Dalam unggahannya, Tere Liye menyoroti bahwa Riau kembali dipimpin sosok yang terjerat kasus korupsi dan menyinggung masyarakat sebagai “rakyat-rakyat to***”. Ucapan itu memicu gelombang protes, bukan hanya dari warga, tetapi juga dari Bupati Siak. Kritik keras tersebut dianggap menyasar terlalu jauh, seolah kesalahan pejabat publik adalah kesalahan kolektif masyarakatnya.
Bupati Afni menegaskan bahwa masyarakat Riau sedang berada di titik kritis dan berhak mendapatkan ruang untuk berduka. Ia menyampaikan bahwa Riau telah banyak berkontribusi bagi negeri—dari minyak bumi hingga perkebunan—namun hasilnya belum sebanding dengan beban sosial yang ditanggung. Pernyataan ini mendapat dukungan dari Kabaran Institute, yang melihat bahwa kritik semestinya mendorong perubahan, bukan melukai harga diri publik.

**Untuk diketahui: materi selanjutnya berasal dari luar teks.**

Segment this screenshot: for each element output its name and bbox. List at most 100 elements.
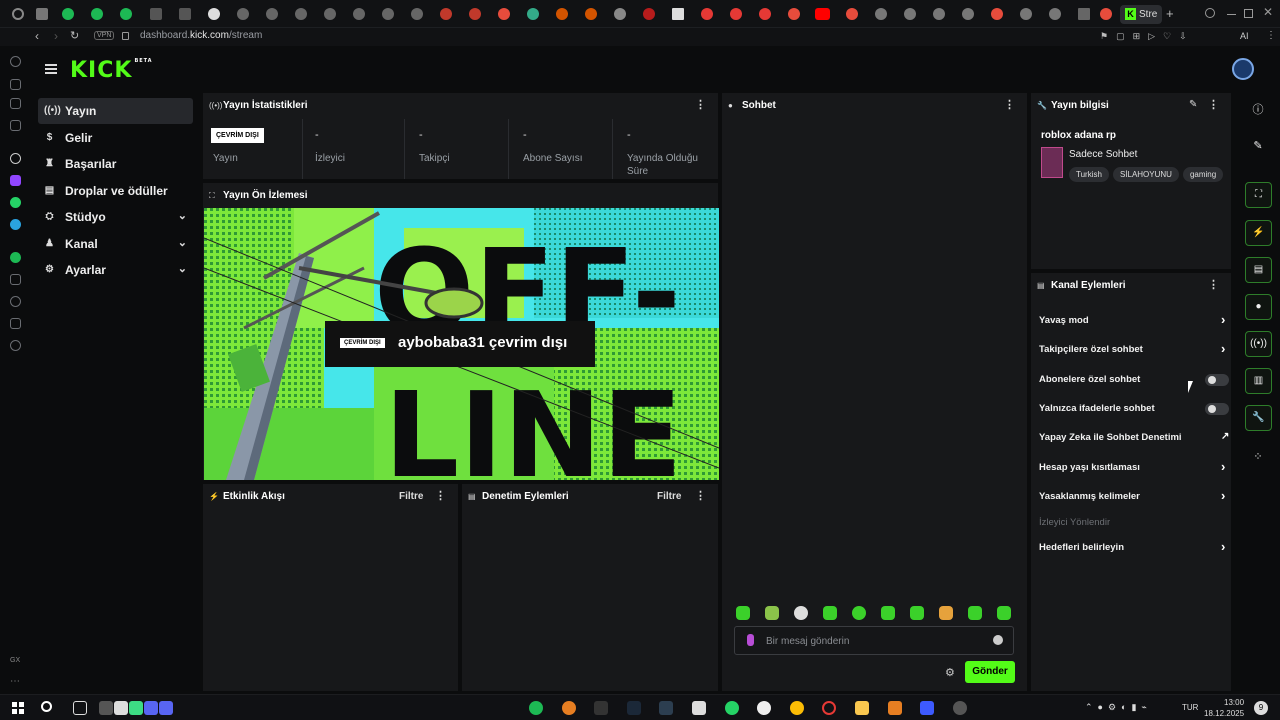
yandex-tab-icon[interactable] (498, 8, 510, 20)
tab-icon[interactable] (556, 8, 568, 20)
more-options-icon[interactable]: ⋮ (1208, 98, 1219, 111)
more-options-icon[interactable]: ⋮ (695, 489, 706, 502)
nav-item-studyo[interactable]: ⛭ Stüdyo ⌄ (38, 204, 193, 230)
nav-item-yayin[interactable]: ((•)) Yayın (38, 98, 193, 124)
emote-icon[interactable] (823, 606, 837, 620)
sidebar-app-icon[interactable] (10, 274, 21, 285)
reload-icon[interactable]: ↻ (70, 29, 79, 42)
tab-icon[interactable] (266, 8, 278, 20)
spotify-icon[interactable] (10, 252, 21, 263)
vim-icon[interactable] (692, 701, 706, 715)
tab-icon[interactable] (904, 8, 916, 20)
microphone-icon[interactable] (747, 634, 754, 646)
tab-icon[interactable] (527, 8, 539, 20)
tab-icon[interactable] (614, 8, 626, 20)
emoji-picker-icon[interactable] (993, 635, 1003, 645)
obs-icon[interactable] (953, 701, 967, 715)
tab-icon[interactable] (440, 8, 452, 20)
tab-icon[interactable] (1020, 8, 1032, 20)
back-icon[interactable]: ‹ (35, 29, 39, 43)
category-thumbnail[interactable] (1041, 147, 1063, 178)
yandex-tab-icon[interactable] (1100, 8, 1112, 20)
rail-actions-button[interactable]: ▥ (1245, 368, 1272, 394)
avatar[interactable] (1232, 58, 1254, 80)
opera-tab-icon[interactable] (730, 8, 742, 20)
vpn-badge[interactable]: VPN (94, 31, 115, 40)
url-field[interactable]: dashboard.kick.com/stream (140, 30, 262, 41)
whatsapp-icon[interactable] (725, 701, 739, 715)
gx-icon[interactable]: GX (10, 657, 20, 664)
emote-icon[interactable] (881, 606, 895, 620)
search-tabs-icon[interactable] (1205, 8, 1215, 18)
widgets-icon[interactable]: ⁘ (1250, 450, 1266, 466)
notification-badge[interactable]: 9 (1254, 701, 1268, 715)
opera-gx-icon[interactable] (822, 701, 836, 715)
chatgpt-icon[interactable] (10, 153, 21, 164)
rail-stream-info-button[interactable]: 🔧 (1245, 405, 1272, 431)
tag[interactable]: gaming (1182, 167, 1224, 182)
discord-icon[interactable] (144, 701, 158, 715)
clock-icon[interactable] (10, 296, 21, 307)
spotify-icon[interactable] (529, 701, 543, 715)
taskbar-app-icon[interactable] (99, 701, 113, 715)
browser-toolbar-icons[interactable]: ⚑▢⊞▷♡⇩ (1100, 31, 1195, 42)
pencil-icon[interactable]: ✎ (1250, 139, 1266, 155)
taskbar-app-icon[interactable] (888, 701, 902, 715)
emote-icon[interactable] (997, 606, 1011, 620)
more-options-icon[interactable]: ⋮ (1004, 98, 1015, 111)
rail-moderation-button[interactable]: ▤ (1245, 257, 1272, 283)
windows-start-icon[interactable] (12, 702, 24, 714)
action-yavas-mod[interactable]: Yavaş mod › (1039, 312, 1229, 330)
twitch-icon[interactable] (10, 175, 21, 186)
hamburger-menu-icon[interactable] (45, 64, 57, 66)
history-icon[interactable] (10, 56, 21, 67)
tab-icon[interactable] (179, 8, 191, 20)
send-button[interactable]: Gönder (965, 661, 1015, 683)
opera-tab-icon[interactable] (643, 8, 655, 20)
nav-item-droplar[interactable]: ▤ Droplar ve ödüller (38, 178, 193, 204)
document-tab-icon[interactable] (672, 8, 684, 20)
more-icon[interactable]: ⋯ (10, 676, 20, 687)
kick-logo[interactable]: KICK BETA (70, 58, 153, 83)
action-hedefler[interactable]: Hedefleri belirleyin › (1039, 539, 1229, 557)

Penulis memandang momen ini sebagai kesempatan untuk memperkuat tata kelola dan mendorong budaya dialog yang sehat. Penegakan hukum harus berjalan transparan, sementara komunikasi publik perlu merawat empati agar kritik tidak berubah menjadi stigma. Reformasi birokrasi di Riau membutuhkan kolaborasi antara pemerintah, lembaga independen, dan masyarakat sipil.
Polemik dengan Tere Liye di satu sisi menegaskan pentingnya suara intelektual dalam mengingatkan publik. Namun gaya penyampaian yang dianggap merendahkan membuka diskusi penting: apakah kritik pedas efektif, atau justru kontraproduktif di tengah krisis kepercayaan?
Di sisi lain, pernyataan Bupati Afni menunjukkan bahwa pejabat daerah ingin masyarakat diperlakukan dengan hormat, meskipun pejabat mereka gagal menjaga integritas. Ini adalah pesan bahwa publik Riau bukan massa pasif, tetapi bagian dari proses perbaikan sistem pemerintahan.
Dalam konteks ini, penulis menegaskan bahwa penangkapan Gubernur Riau harus menjadi titik balik. Reformasi sistemik perlu dijalankan, termasuk penguatan audit internal, transparansi anggaran proyek daerah, serta mekanisme pengawasan publik yang lebih terbuka.
Polemik ini seharusnya tidak memecah, melainkan menyatukan. Masyarakat Riau membutuhkan kritik yang jujur, tetapi juga penghargaan atas identitas dan kontribusi mereka. Penegakan hukum tetap berjalan, reformasi harus dipercepat, dan dialog publik mesti dijaga dengan sehat.
Pada akhirnya, momentum ini dapat menjadi kesempatan bagi Riau untuk bangkit—bukan hanya dari kasus korupsi, tetapi juga dari stigma yang tidak adil. Dengan kolaborasi antara pemerintah daerah dan lembaga independen seperti Kabaran Institute, perubahan bukan mustahil, melainkan sesuatu yang sedang diusahakan bersama.